The machine was revolutionary: It swept away computers that used lines of code text as commands and replaced them with a visual environment that featured folders, icons, and trash cans — things people recognised from real life. The reason your laptop looks the way it does today is because of the Mac.
"Would you like to be the product manager?" Jobs asked. Obviously, Shelton said yes.
"Everybody in the Mac group loved Steve," Shelton said, even on the days when Jobs was wrong.
A key feature of the Mac was its 128K capacity. This tiny amount of memory was a big deal in its day. But even during Mac's development stages, it threatened to become a limit. One day, Jobs gathered the Mac team — about 40 people — in the atrium at Bandley, where there was a Bosendorfer piano, a ping-pong table and a 500cc BMW motorcycle. He wanted to address his decision to hardwire a 128K limit into the new Mac. The 128K limit meant that users could not run programs that needed more than 128K of capacity — including the operating system.
Standing in front of his employees, Jobs told them, "we want developers to write small, efficient code, not Microsoft code." His logic was that would metastasize all over the place. The limit would become Apple's advantage by forcing developers to do more with less headroom.
The staff seemed to like the logic — Jobs' reality distortion field at work — but Shelton wasn't convinced. "I was the only person who wasn't accepting it because I knew how operating systems grow, how software grows." Jobs thought developers would make their apps smaller, "but it wasn't going to go that way," Shelton says. Software code only ever balloons in size.

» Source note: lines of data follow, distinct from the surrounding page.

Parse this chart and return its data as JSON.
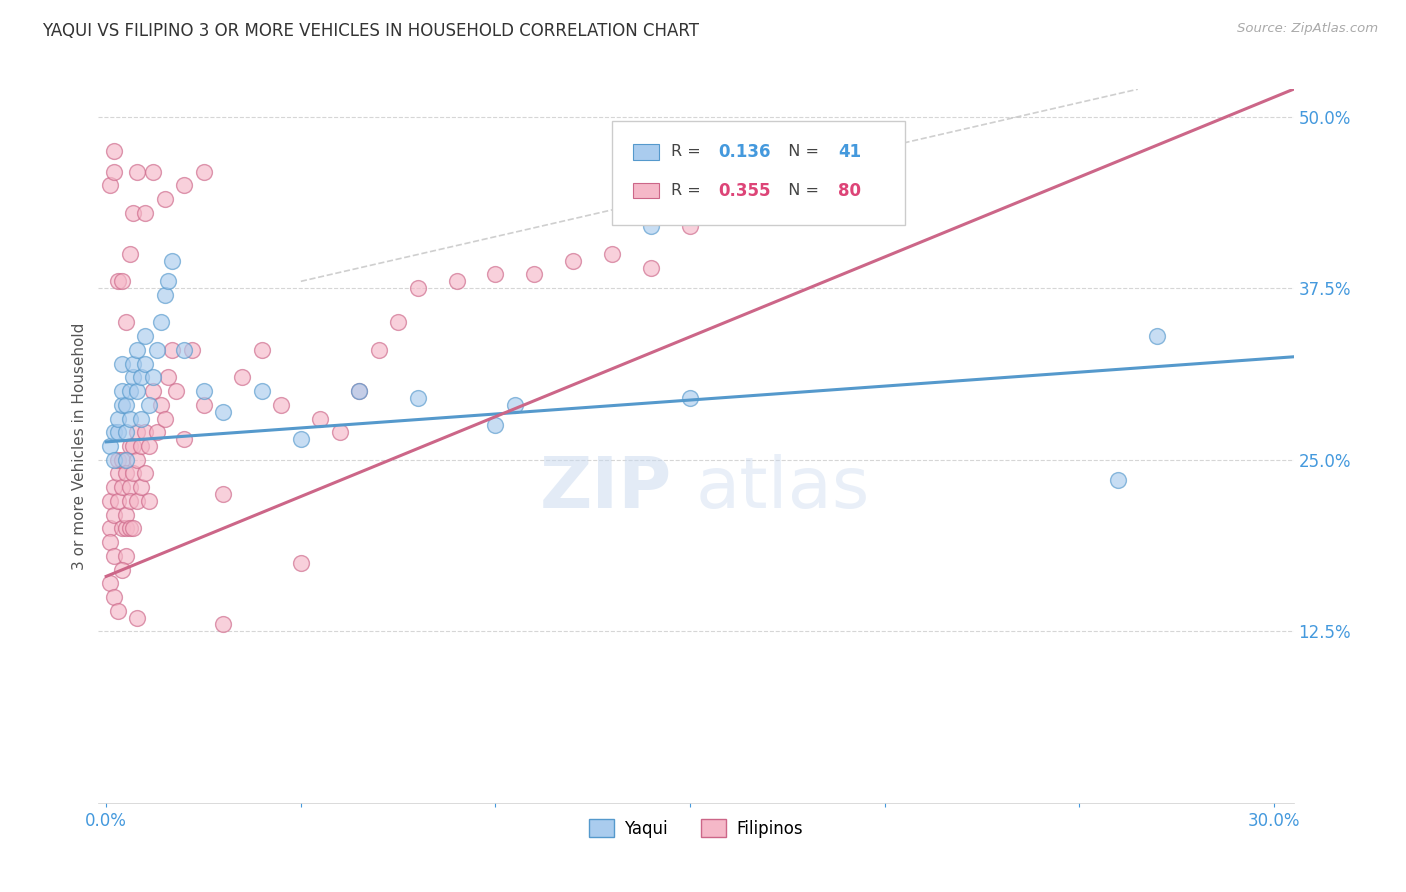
{
  "title": "YAQUI VS FILIPINO 3 OR MORE VEHICLES IN HOUSEHOLD CORRELATION CHART",
  "source": "Source: ZipAtlas.com",
  "ylabel": "3 or more Vehicles in Household",
  "x_ticks": [
    0.0,
    0.05,
    0.1,
    0.15,
    0.2,
    0.25,
    0.3
  ],
  "x_tick_labels": [
    "0.0%",
    "",
    "",
    "",
    "",
    "",
    "30.0%"
  ],
  "y_ticks_right": [
    0.125,
    0.25,
    0.375,
    0.5
  ],
  "y_tick_labels_right": [
    "12.5%",
    "25.0%",
    "37.5%",
    "50.0%"
  ],
  "xlim": [
    -0.002,
    0.305
  ],
  "ylim": [
    0.0,
    0.52
  ],
  "color_blue": "#aaccee",
  "color_pink": "#f5b8c8",
  "color_blue_line": "#5599cc",
  "color_pink_line": "#cc6688",
  "color_value_blue": "#4499dd",
  "color_value_pink": "#dd4477",
  "bg_color": "#ffffff",
  "grid_color": "#cccccc",
  "title_color": "#333333",
  "axis_label_color": "#4499dd",
  "yaqui_x": [
    0.001,
    0.002,
    0.002,
    0.003,
    0.003,
    0.004,
    0.004,
    0.004,
    0.005,
    0.005,
    0.005,
    0.006,
    0.006,
    0.007,
    0.007,
    0.008,
    0.008,
    0.009,
    0.009,
    0.01,
    0.01,
    0.011,
    0.012,
    0.013,
    0.014,
    0.015,
    0.016,
    0.017,
    0.02,
    0.025,
    0.03,
    0.04,
    0.05,
    0.065,
    0.08,
    0.1,
    0.105,
    0.14,
    0.15,
    0.26,
    0.27
  ],
  "yaqui_y": [
    0.26,
    0.25,
    0.27,
    0.27,
    0.28,
    0.29,
    0.3,
    0.32,
    0.27,
    0.29,
    0.25,
    0.28,
    0.3,
    0.31,
    0.32,
    0.3,
    0.33,
    0.28,
    0.31,
    0.32,
    0.34,
    0.29,
    0.31,
    0.33,
    0.35,
    0.37,
    0.38,
    0.395,
    0.33,
    0.3,
    0.285,
    0.3,
    0.265,
    0.3,
    0.295,
    0.275,
    0.29,
    0.42,
    0.295,
    0.235,
    0.34
  ],
  "filipino_x": [
    0.001,
    0.001,
    0.001,
    0.002,
    0.002,
    0.002,
    0.003,
    0.003,
    0.003,
    0.004,
    0.004,
    0.004,
    0.005,
    0.005,
    0.005,
    0.005,
    0.006,
    0.006,
    0.006,
    0.006,
    0.007,
    0.007,
    0.007,
    0.008,
    0.008,
    0.008,
    0.009,
    0.009,
    0.01,
    0.01,
    0.011,
    0.011,
    0.012,
    0.013,
    0.014,
    0.015,
    0.016,
    0.017,
    0.018,
    0.02,
    0.022,
    0.025,
    0.03,
    0.035,
    0.04,
    0.045,
    0.05,
    0.055,
    0.06,
    0.065,
    0.07,
    0.075,
    0.08,
    0.09,
    0.1,
    0.11,
    0.12,
    0.13,
    0.14,
    0.15,
    0.001,
    0.002,
    0.003,
    0.004,
    0.005,
    0.006,
    0.007,
    0.008,
    0.01,
    0.012,
    0.015,
    0.02,
    0.025,
    0.001,
    0.002,
    0.003,
    0.008,
    0.03,
    0.002,
    0.004
  ],
  "filipino_y": [
    0.2,
    0.22,
    0.19,
    0.21,
    0.23,
    0.18,
    0.24,
    0.25,
    0.22,
    0.2,
    0.23,
    0.25,
    0.2,
    0.21,
    0.24,
    0.18,
    0.2,
    0.23,
    0.26,
    0.22,
    0.24,
    0.26,
    0.2,
    0.22,
    0.25,
    0.27,
    0.23,
    0.26,
    0.24,
    0.27,
    0.22,
    0.26,
    0.3,
    0.27,
    0.29,
    0.28,
    0.31,
    0.33,
    0.3,
    0.265,
    0.33,
    0.29,
    0.225,
    0.31,
    0.33,
    0.29,
    0.175,
    0.28,
    0.27,
    0.3,
    0.33,
    0.35,
    0.375,
    0.38,
    0.385,
    0.385,
    0.395,
    0.4,
    0.39,
    0.42,
    0.45,
    0.46,
    0.38,
    0.38,
    0.35,
    0.4,
    0.43,
    0.46,
    0.43,
    0.46,
    0.44,
    0.45,
    0.46,
    0.16,
    0.15,
    0.14,
    0.135,
    0.13,
    0.475,
    0.17
  ]
}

So Shelton visited a colleague in the Mac development group, Andy Hertzfeld, the primary software architect on the Mac. "We can't do that," Shelton told him, referring to the 128K limit. "That's really dumb. We can't design a hard stop on the software."
Hertzfeld replied, "I agree, we won't do that."
But didn't Steve Jobs just insist on a 128K limit?
Hertzfeld told Shelton, "Steve will do what he wants to do. We will do what Steve needs us to do. Except when we need to do what we need to do."
That was the moment Shelton realised the Jobs reality distortion field had holes in it. The Mac was not, ultimately, hardwired into a 128K limit although many believed it was. It had capacity beyond that, although Jobs' people did not initially inform their boss that the Mac was more powerful than the company was officially saying.
"Steve figured it out eventually," Shelton said.
Wozniak was almost the opposite of Jobs, Shelton says. Jobs regarded himself as the company's North Star, a leader who would get up in front of the entire Mac group staff and announce a difficult decision. But Wozniak — who preferred building and coding — sometimes ducked management responsibility.
Shelton remembers one time trying to get Wozniak's input on a decision as Wozniak walked through the office. Wozniak wasn't the tallest person in the room but he has distinctive bushy hair, which Shelton could see bobbing between the cubes that separated each desk.
"Hey Woz," Shelton yelled at him.
"His head would disappear when he ducked down [behind the cube walls] because he didn't want to deal with you."
Apple went public in 1980, making Woz a wealthy man. "The minute he got money Woz was mentally out of it," Shelton says. He had a child-like enthusiasm for new toys and gadgets. He bought a single-engine airplane with his new wealth (which he crashed in 1981). "Woz loved his stuff," Shelton says. "Woz was, and still is, a kid at heart [and] there are not enough adult kids in the world."